24. It is significant to note that under Sub-rule (5) the recovery contemplated is of the credit that had been allowed under Sub-rule (2). The credit that could be allowed under Sub-rule (2) is only the duty suffered by the raw material or component or finished product. The duty paid on the raw material or component or finished product could take within its ambit the varied duty contemplated by the proviso to Sub-rule (2). Thus, we are of the considered view that the recovery contemplated by the proviso to Sub-rule (2) shall have to be made within the period of limitation prescribed under Sub-rule (5) of Rule 56A.

25. In the above view of the matter we consider that the order passed by the Assistant Collector and confirmed by the Collector (Appeals) deserves to be set aside.

26. Now coming to the second question on the facts established in this case the department was unable to convince us that any loss was caused to the Government, It is not the case of the department that M/s.
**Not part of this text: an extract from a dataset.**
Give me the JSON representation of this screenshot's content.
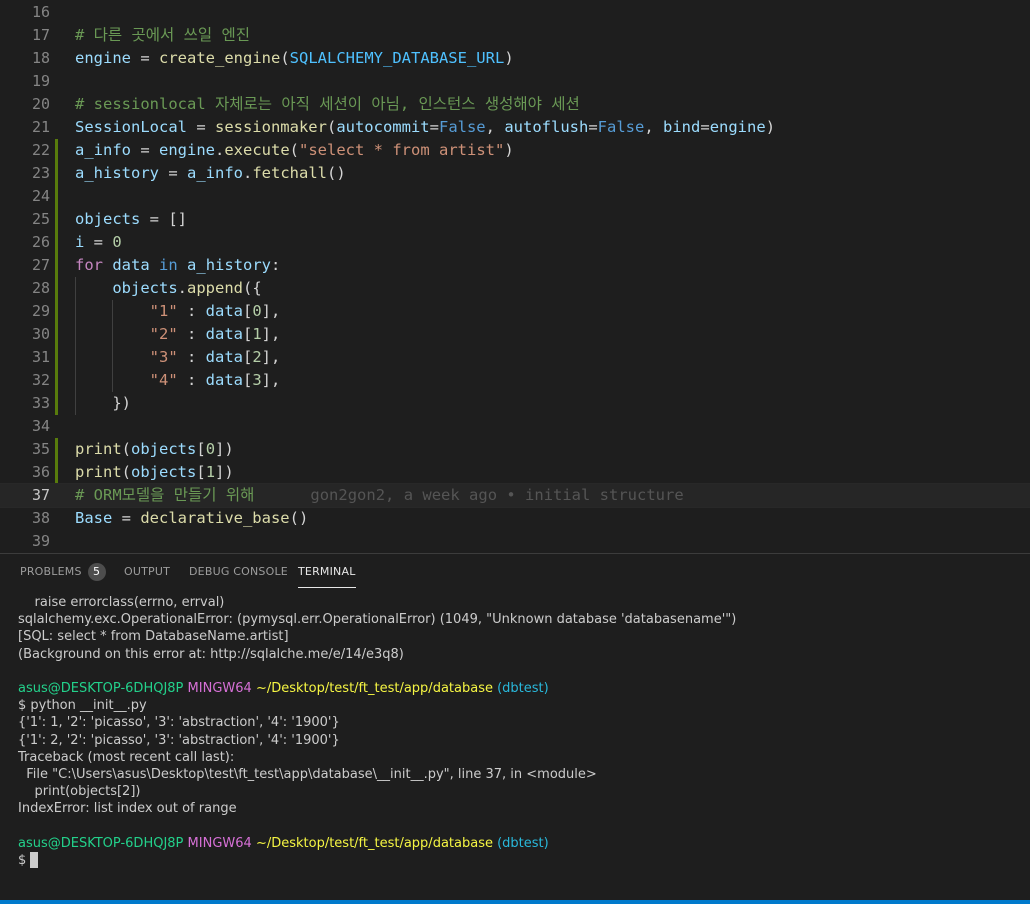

HLL are not entitled to claim rebate in respect of Sunlight Noodles supplied to the appellants. It is also not the case of the department that the appellants as well as M/s. HLL have availed of rebate contemplated by the two notifications of the year 1975. It is also not the case of the department that in respect of the finished Sunlight soaps full duty is not paid by the appellants. It is also not the case of the department that in respect of Sunlight soaps produced by the appellants M/s. HLL claimed rebate of duty based on Notification Nos. 24 and 25 of 1975 after they received the goods from the appellants. In the circumstances the recovery directed appears unjustified.

27. In the result and for the reasons stated we allow this appeal and set aside the orders passed by the authorities below and direct that the appellants be granted consequential relief.